La feuille Charbinoise

  • Auteur/autrice de la publication :
  • Post category:Les articles
  • Commentaires de la publication :0 commentaire

La feuille Charbinoise

Posté par Paul

 

L’histoire – la légende ? – commence en 1724 lorsqu’un mystérieux Capitaine Johnston, Charles Johnston, publie une « histoire générale des plus fabuleux pirates ». Dans son ouvrage, l’auteur raconte la vie d’un certain nombre de célébrités de la mer, et notamment d’un certain Olivier Misson, marin dissident de la « Royale », père fondateur d’une République plutôt singulière sur l’île méconnue de Madagascar. Le rédacteur n’est pas avare de détails concernant la fondation et le fonctionnement de cette micro société, à laquelle il donne le nom de « Libertalia ». Chose singulière cependant, aucune date précise n’est fournie : Johnston raconte les événements de façon chronologique mais n’indique pas à quelle date a lieu la mutinerie qui est l’événement déclencheur de la création de Libertalia. Il dit s’appuyer sur des témoignages de marins et quelques faits bien réels viennent étayer son récit : « La Victoire » est bien un navire de la flotte française, Olivier Misson a bien fait partie de son équipage et les escales indiquées pour le bateau semblent bien réelles. L’histoire est passionnante et mérite d’être racontée. Nous reviendrons ensuite sur les éléments qui permettent de douter, au moins en partie, de sa véracité.

L’un des personnages centraux de l’histoire, Olivier Misson, est d’origine provençale : il est issu de la petite noblesse et fait des études plutôt brillantes. Il révèle de vrais talents de mathématicien, mais ne rêve que de compas, de boussole et de navigation. Il embarque, en tant qu’officier, sur le bateau « La Victoire ». Lors d’une escale en Italie, il fait la connaissance d’un personnage hors du commun, un moine dominicain nommé Carracioli. Il s’agit là d’un religieux bien singulier, à la fois mystique et communiste, prônant, dans ses discours plutôt véhéments, l’établissement d’une société basée sur la justice, l’entraide et une grande rigueur morale. Les deux hommes s’apprécient mutuellement… Carracioli convertit Misson à une grande partie de ses idées ; Misson réussit à le convaincre d’abandonner son froc et d’embarquer comme lui dans le royal navire. Un combat naval va décider de la suite de l’aventure. Une rencontre avec un navire anglais, au large de la Martinique, tourne mal : tous les officiers de « La Victoire » sont tués, sauf Misson, qui prend alors le commandement du navire. Notre homme qui ne manque pas d’esprit d’initiative propose alors à son équipage de ne plus se soucier de son appartenance à la marine royale et de se lancer dans la piraterie. La pratique est courante à l’époque et, selon Jonhston, les marins acceptent. Le nouveau commandant de bord en profite pour prêcher à bord la « bonne parole » de son ami Carracioli : on parle de Liberté, d’Egalité, de Fraternité et même de morale, avec une grande rigueur, anticipant ainsi les débats qui seront au cœur de la future Révolution française. Certes on est des pirates, mais lorsque l’on tue avec un brin de sauvagerie, on argumente et si l’on capture des esclaves noirs, on s’empresse de les libérer.

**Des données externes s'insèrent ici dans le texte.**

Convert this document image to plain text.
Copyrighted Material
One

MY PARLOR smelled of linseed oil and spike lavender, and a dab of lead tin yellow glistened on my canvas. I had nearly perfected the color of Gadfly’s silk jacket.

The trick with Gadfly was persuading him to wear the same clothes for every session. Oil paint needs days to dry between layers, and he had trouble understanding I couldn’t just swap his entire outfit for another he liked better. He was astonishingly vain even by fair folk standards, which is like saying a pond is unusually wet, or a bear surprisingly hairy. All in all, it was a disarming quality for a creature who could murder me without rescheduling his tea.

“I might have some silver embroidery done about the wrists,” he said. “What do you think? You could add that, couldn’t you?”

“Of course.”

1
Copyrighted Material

Se pose alors la question de trouver une base à terre, pour commercer (sinon à quoi bon s’emparer des cargaisons des navires arraisonnés) et pour se ravitailler. La base « naturelle » des pirates à cette époque-là, est la tristement célèbre « Ile de la Tortue », mais ce site éloigné ne convient guère à Misson dont le projet est tout autre que de la vulgaire piraterie. A force de prêche, il convainc ses hommes de l’importance de trouver, pour créer leur République idéale, un territoire vierge (ou presque) et éloigné de toute mauvaise influence. « La Victoire » croise dans l’océan indien, non loin d’Anjouan et des Comorres : la côte de Madagascar s’avère être un refuge idéal. L’Afrique est méconnue au début du XVIIIème siècle et par conséquent auréolée de mystère : l’île de Madagascar encore plus. Les rares documents cartographiques que l’on possède donnent une vision à peu près exacte des côtes mais complètement farfelue de l’intérieur du pays. Misson et Carracioli choisissent la baie de Diego-Suarez à l’extrême Nord de l’île pour y fonder leur « République Internationale de Libertalia ». Madagascar présente par ailleurs l’intérêt d’être bien située sur la route des Indes qu’empruntent les navires de commerce ; n’oublions pas que même s’il ne bat pas le traditionnel drapeau noir orné d’une tête de mort, « La Victoire » est un bateau pirate… Il n’est donc pas question de dédaigner la riche cargaison des navires portugais ou hollandais croisant au large. Très diplomates, nos deux utopistes sont en très bons termes avec la Reine locale. L’île a beau être peu peuplée, il y a quand même des autochtones avec lesquels les nouveaux arrivants, philosophie oblige, essaient d’entretenir les meilleurs rapports possibles. Les « autorités » mettent donc à leur disposition quelques centaines de travailleurs comoriens qui vont les aider à édifier la capitale de leur nouvelle société. Très vite, des bâtiments se dressent au fond de la baie, cependant que quelques fortifications équipées de solides canons en contrôlent l’entrée. On n’est jamais trop prudents !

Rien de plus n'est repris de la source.